Ganhador do Urso de Ouro da Berlinale de 2023 com "No Adamant", o francês Nicolas Philibert caiu na real de que o documentário tira todo e qualquer glamour dos clichês sociológicos ali pelo fim dos anos 1970, quando começou a criar uma obra autoralíssima que, até o dia 21, vai mobilizar a telona da Caixa Cultural, no Centro do Rio. Nesta quinta (11), o diretor de 74 anos estará lá para um debate com a realizadora Flavia Castro e o professor e pesquisador Cezar Migliorin.
O papo vai começar logo após a sessão de seu longa-metragem mais recente, "A Máquina de Escrever e Outros Aborrecimentos" ("La Machine à Écrire et Autressources de Tracas", 2024), agendado para as 16h30. A mediação será de Jeanne Dosse, que assina a curadoria em duo com Tatiana Devos Gentile.
Nesta quarta, o realizador projeta dois longas no espaço exibidor da Rua do Passeio, 38. Às 15h passa "A Voz do Seu Mestre" ("La Voix de Son Maître"), que marcou sua estreia como diretor, em 1979, numa estreia em parceria com Gérard Mordillat. Nele, doze chefes de grandes empresas francesas (L'Oréal, Darty, IBM-France, Paribas, Le Club Med) falam sobre poder, comando, hierarquia, greve. Às 17h10, é a vez de "Averroès & Rosa Parks", lançado na Berlinale de 2024, fora de concurso, como foco em pacientes e profissionais da saúde de um polo psiquiátrico de Paris.
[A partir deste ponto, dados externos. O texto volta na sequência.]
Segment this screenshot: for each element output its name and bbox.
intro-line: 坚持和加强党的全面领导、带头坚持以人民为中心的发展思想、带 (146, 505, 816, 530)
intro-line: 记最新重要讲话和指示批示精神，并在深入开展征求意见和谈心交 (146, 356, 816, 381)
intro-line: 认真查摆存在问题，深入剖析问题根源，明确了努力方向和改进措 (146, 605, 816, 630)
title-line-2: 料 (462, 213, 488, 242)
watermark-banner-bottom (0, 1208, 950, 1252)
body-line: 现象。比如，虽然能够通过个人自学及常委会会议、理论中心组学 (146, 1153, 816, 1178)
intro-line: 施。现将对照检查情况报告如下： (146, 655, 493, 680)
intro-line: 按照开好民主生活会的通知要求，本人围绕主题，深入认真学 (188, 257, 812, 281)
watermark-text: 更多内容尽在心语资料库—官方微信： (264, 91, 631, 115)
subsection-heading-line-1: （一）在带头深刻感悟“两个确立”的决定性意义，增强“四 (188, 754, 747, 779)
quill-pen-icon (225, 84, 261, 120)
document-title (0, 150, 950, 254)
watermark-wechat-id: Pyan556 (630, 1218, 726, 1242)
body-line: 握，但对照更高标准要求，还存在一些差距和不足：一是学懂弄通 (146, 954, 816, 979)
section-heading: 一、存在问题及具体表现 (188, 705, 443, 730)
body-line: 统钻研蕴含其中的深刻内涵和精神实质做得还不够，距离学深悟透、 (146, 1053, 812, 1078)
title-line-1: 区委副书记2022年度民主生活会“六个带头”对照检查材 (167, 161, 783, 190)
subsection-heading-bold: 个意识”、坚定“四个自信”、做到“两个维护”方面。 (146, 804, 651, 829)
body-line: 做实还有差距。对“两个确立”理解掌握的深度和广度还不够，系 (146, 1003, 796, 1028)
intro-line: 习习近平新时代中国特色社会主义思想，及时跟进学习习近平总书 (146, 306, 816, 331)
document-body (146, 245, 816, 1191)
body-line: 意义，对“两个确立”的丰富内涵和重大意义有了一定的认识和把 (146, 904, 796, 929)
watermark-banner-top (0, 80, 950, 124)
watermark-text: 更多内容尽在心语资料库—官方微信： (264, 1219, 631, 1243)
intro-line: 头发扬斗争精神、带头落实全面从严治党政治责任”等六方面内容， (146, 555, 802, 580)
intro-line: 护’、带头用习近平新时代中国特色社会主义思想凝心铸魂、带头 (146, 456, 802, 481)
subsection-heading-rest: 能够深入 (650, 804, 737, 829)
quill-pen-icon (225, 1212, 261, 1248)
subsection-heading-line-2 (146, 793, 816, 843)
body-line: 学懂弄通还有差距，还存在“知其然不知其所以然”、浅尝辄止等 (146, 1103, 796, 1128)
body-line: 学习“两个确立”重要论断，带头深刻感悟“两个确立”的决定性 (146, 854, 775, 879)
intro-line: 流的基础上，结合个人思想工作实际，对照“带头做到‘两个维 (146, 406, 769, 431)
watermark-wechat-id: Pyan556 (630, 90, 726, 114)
Essa produção é uma espécie de gêmea do supracitado "Sur L'Adamant", que a Caixa exibe no dia 20, às 14h30. Nesta sexta, às 18h, passa seu aclamado "Ser e Ter" ("Être et Avoir", 2002), que fez sucesso no Brasil às duas décadas retratando uma escola de ensino fundamental. Na conversa a seguir, Philibert explica sua forma de filmar e dessacraliza mitos cinematográficos.
O audiovisual brasileiro emplacou vários expoentes autorais no documentário sobretudo a partir dos anos 1960. Existe no Brasil, como em toda a América Latina, a percepção de que a interação do cinema com os dispositivos da não ficção legitima investigações sociológicas. Que espaço a narrativa documental tem na França?
Nicolas Philibert - Existe uma blague de que ficção é "cinema de rico", por ter mais dinheiro do que a verba - ainda precária - destinada aos projetos de documentário, mas, até neste terreno há "ricos" e "pobres". Para além dessa brincadeira, existe uma efervescência da produção, pois a cada semana eu vejo pelo menos três filmes documentais estrearem nas salas da França. Eu não tenho conhecimento para avaliar em que pé está o documentário no Brasil hoje. Eu um vi um filme brasileiro ano passado na Quinzena de Cineastas de Cannes ("A Queda do Céu", de Gabriela Carneiro da Cunha e Eryk Rocha) e conheço a obra que o diretor francês Jean-Pierre Duret faz com sua mulher, a brasileira Andrea Santana (como "Le Rêve de São Paulo").
Qual foi a maior lição que o cinema lhe trouxe ao longo de cinco décadas de ofício nas veredas do real?
Não existe "o real", no cinema. Um documentário jamais será uma realidade, ele é apenas uma interpretação. O olhar de quem filma traz uma subjetividade para o contexto retratado que será sempre singular. Eu posso dar o mesmo objeto a três cineastas e cada um fará uma abordagem diferentes. Eu faço filmes para aprender. O cinema foi a forma que eu encontrei de compreender o mundo confrontando meus limites. É como se a câmera me protegesse. Existe os outros e eu. A mise-en-scène estabelece um distanciamento a partir do qual eu vou ouvir pessoas.
Que França está no centro de seu enquadramento?
A França dos grupos populares que tentam resistir à devastação imposta por problemas sociais. Uma França que está além dos tecidos sociais que circundam as elites. Eu venho abordando as questões psiquiátricas em meus filmes mais recentes sempre driblando o individualismo, mas preservando particularidades. Eu quero mostrar o paciente para além do sintoma. O cinema que eu faço depende da palavra.
Como é filmar a palavra e como é enquadrar o silêncio?
A televisão massacrou a palavra no momento em que descartou os tempos mortos dos diálogos. A TV detesta os silêncios, mas as hesitações são parte do discurso de um indivíduo. São sua pontuação. Essa pontuação me interessa, assim como os gestos, assim como a forma de a pessoa se espalhar em cena. Tudo isso diz muito sobre ela. Filmar a palavra é saber ir além do que a transcrição convencional elimina.
O que sua estética da empatia pretende?
Ampliar a visão que temos do outro sem cair no lugar comum.